Face à des processus, des phénomènes, des événements ou des objets irréductiblement « hybrides » dont l’existence se déploie dans des dimensions inséparablement naturelles, culturelles, sociales, économiques, techniques et politiques, les catégories traditionnelles, qui délimitent aussi bien les champs du savoir que les domaines de l’être, sont mises à rude épreuve. L’écologie philosophique naît justement de ce constat. 
En quoi les « crises écologiques » que nous vivons sont-elles le résultat d'une crise des formes de pensée qui, en nous maintenant dans de vieilles habitudes, s’avèrent tout à fait inappropriées pour y répondre ? 
Ces trois journées d’étude ont pour ambition de porter dans l’espace public les problèmes cruciaux que représentent aujourd’hui les questions écologiques pour la philosophie.

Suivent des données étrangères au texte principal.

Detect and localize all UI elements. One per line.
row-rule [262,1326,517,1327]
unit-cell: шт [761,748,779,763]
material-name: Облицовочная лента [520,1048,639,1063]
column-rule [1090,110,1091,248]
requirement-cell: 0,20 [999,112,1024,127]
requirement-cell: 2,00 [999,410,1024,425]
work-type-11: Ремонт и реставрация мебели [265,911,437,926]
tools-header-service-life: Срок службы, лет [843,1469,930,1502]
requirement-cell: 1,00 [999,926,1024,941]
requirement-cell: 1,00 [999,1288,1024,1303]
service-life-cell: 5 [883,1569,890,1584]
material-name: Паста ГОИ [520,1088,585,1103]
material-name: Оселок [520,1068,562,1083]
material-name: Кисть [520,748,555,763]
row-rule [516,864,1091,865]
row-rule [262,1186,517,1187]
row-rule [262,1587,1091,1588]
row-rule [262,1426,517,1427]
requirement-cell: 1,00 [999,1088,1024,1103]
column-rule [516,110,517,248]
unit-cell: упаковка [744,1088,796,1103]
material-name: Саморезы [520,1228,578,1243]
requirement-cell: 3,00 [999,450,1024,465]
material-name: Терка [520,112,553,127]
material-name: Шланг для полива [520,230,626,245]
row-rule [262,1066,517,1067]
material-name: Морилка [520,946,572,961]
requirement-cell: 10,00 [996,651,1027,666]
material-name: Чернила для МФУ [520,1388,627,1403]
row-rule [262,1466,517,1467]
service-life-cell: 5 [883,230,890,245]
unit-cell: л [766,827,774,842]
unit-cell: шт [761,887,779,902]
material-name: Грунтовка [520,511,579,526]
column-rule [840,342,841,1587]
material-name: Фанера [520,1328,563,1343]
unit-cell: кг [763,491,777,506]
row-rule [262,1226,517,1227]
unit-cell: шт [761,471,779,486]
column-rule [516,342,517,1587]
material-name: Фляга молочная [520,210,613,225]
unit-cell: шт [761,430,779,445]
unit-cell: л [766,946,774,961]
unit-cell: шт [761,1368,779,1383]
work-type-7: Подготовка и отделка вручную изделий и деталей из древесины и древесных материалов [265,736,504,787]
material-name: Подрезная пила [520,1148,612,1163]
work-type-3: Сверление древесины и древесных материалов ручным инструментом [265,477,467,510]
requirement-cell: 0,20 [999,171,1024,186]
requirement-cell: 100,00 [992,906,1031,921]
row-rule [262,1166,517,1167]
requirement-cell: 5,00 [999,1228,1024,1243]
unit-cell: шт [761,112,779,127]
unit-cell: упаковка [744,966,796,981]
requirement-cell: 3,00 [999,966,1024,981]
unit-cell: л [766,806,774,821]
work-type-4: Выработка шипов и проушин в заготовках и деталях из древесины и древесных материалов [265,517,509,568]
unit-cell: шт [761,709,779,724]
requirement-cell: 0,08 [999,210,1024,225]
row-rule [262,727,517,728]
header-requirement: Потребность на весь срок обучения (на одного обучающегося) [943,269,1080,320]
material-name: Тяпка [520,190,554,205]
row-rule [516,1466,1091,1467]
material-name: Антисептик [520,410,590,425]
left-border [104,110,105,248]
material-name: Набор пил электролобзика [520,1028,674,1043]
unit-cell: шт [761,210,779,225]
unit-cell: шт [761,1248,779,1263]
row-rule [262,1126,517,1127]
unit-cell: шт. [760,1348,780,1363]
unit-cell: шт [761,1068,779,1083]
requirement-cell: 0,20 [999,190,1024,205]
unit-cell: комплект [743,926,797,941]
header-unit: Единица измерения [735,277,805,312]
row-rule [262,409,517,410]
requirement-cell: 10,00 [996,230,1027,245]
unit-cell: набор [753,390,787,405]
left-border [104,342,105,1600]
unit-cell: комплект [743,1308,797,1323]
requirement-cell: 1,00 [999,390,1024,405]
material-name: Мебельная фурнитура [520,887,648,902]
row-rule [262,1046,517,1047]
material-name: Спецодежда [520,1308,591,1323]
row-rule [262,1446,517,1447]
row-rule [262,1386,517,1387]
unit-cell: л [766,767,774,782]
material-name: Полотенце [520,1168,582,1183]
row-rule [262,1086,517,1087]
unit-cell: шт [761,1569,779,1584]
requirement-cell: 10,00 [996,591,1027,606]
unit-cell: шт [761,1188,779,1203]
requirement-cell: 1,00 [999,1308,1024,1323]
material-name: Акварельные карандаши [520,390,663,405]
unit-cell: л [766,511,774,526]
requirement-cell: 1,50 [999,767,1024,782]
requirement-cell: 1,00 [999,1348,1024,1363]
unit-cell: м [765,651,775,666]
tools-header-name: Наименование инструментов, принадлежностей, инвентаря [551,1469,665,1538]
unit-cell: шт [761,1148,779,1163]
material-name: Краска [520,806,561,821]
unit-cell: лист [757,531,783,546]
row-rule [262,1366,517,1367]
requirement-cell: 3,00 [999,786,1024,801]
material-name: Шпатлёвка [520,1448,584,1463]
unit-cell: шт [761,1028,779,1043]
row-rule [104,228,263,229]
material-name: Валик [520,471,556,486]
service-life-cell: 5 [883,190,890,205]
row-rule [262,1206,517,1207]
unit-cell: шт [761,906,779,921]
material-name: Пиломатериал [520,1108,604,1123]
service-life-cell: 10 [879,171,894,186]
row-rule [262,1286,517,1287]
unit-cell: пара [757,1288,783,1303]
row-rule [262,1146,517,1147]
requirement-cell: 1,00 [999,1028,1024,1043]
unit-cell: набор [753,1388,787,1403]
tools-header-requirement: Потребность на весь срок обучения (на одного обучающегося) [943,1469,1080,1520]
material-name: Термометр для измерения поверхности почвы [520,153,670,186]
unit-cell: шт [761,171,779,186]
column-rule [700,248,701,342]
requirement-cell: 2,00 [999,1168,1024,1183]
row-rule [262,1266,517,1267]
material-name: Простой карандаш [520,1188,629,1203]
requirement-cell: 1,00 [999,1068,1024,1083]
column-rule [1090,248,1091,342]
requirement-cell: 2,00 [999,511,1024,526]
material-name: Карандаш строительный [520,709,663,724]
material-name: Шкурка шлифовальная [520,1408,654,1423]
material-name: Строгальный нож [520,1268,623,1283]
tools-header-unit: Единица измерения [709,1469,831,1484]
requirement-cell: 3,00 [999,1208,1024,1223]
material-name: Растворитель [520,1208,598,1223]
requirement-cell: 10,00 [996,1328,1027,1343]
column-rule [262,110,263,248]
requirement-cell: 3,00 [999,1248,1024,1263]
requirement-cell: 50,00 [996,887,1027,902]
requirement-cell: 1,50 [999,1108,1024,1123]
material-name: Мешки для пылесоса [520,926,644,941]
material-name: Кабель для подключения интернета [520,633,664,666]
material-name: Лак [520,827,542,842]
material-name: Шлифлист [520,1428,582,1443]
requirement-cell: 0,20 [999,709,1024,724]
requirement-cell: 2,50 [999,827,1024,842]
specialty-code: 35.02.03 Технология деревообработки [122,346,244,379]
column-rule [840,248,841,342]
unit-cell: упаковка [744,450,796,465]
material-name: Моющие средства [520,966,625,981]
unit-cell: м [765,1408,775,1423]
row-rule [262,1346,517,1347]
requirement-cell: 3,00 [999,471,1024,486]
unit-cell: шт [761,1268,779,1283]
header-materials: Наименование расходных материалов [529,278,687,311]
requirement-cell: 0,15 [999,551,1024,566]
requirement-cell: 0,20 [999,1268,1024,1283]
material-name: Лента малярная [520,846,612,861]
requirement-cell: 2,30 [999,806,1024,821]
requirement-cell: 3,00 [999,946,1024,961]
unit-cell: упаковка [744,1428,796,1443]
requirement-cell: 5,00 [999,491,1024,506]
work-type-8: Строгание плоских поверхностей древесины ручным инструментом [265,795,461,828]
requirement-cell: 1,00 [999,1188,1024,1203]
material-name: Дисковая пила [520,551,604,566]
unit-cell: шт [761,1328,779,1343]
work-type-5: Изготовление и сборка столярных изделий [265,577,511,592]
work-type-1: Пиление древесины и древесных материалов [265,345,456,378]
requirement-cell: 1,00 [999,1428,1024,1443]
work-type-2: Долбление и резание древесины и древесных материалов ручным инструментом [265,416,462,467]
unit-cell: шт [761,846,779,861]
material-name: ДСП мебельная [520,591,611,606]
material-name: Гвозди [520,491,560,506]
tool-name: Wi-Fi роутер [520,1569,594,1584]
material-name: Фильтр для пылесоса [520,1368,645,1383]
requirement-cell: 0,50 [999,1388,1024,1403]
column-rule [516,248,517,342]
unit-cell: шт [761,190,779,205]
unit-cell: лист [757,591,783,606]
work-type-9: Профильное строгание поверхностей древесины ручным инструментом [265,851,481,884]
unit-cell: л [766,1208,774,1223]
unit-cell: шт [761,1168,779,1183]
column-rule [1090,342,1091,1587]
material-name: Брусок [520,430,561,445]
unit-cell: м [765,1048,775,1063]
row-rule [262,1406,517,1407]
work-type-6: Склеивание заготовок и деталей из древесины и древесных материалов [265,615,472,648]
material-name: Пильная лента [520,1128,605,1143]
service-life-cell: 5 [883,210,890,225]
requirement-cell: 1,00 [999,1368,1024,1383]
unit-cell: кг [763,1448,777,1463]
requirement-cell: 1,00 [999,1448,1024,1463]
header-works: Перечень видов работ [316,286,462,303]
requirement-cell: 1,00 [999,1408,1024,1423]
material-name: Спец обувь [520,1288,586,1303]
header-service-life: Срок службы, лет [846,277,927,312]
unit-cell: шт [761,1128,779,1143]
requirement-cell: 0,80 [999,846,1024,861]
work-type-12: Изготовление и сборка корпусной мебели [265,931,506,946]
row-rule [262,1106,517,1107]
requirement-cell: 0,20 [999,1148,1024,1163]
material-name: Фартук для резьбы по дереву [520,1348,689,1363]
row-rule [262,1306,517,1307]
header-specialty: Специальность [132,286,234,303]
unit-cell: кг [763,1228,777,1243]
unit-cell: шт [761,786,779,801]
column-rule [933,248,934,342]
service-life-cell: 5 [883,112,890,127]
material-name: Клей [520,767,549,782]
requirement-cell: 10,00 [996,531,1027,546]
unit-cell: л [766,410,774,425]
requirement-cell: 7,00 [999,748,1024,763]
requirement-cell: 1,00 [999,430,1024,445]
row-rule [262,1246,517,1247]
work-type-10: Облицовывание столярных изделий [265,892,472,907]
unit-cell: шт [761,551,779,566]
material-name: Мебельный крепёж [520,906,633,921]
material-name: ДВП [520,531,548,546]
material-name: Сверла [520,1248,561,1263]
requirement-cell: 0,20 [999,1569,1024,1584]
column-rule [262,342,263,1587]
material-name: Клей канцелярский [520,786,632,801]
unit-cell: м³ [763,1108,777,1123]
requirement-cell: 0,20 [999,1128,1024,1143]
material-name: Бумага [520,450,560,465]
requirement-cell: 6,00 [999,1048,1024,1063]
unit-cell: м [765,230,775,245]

Ce cycle de conférences s’inscrit dans le prolongement du colloque « Écosophies, la philosophie à l’épreuve de l’écologie » co-organisé par le CIPh en 2008 et prépare un second colloque abordant ces mêmes questions. 
 
Deuxième journée :
Samedi 25 mai (Muséum national d'Histoire naturelle)
 
Écologie et inégalités sociales
Avec : Paul Ariès, Patrick Degeorges, Fabrice Flipo, Michael Lowy ainsi que des intervenants du milieu associatif.  
 
Cette journée sera consacrée au questionnement des liens entre écologie politique et inégalités sociales. Des analyses critiques telles que celles qui mettent à jour les liens entre le saccage de la nature et les dominations politiques et économiques supposent des corrélations entre crise écologique et crise politique. Qu’est-ce qu’une écologie qui délaisserait ces questions ? Comment réussir à l’inverse à les articuler de telle sorte que l’une ne devienne pas prioritaire sur l’autre ? Cette journée sera l’occasion de présenter et de mettre en débat différentes approches significatives sur cette question.   
 
 
 
(*) Une brochure spécifique à la quinzaine philosophique
(du 1er au 16 juin 2013) 
INTERSECTIONS
sera disponible courant avril dans les 30 lieux partenaires.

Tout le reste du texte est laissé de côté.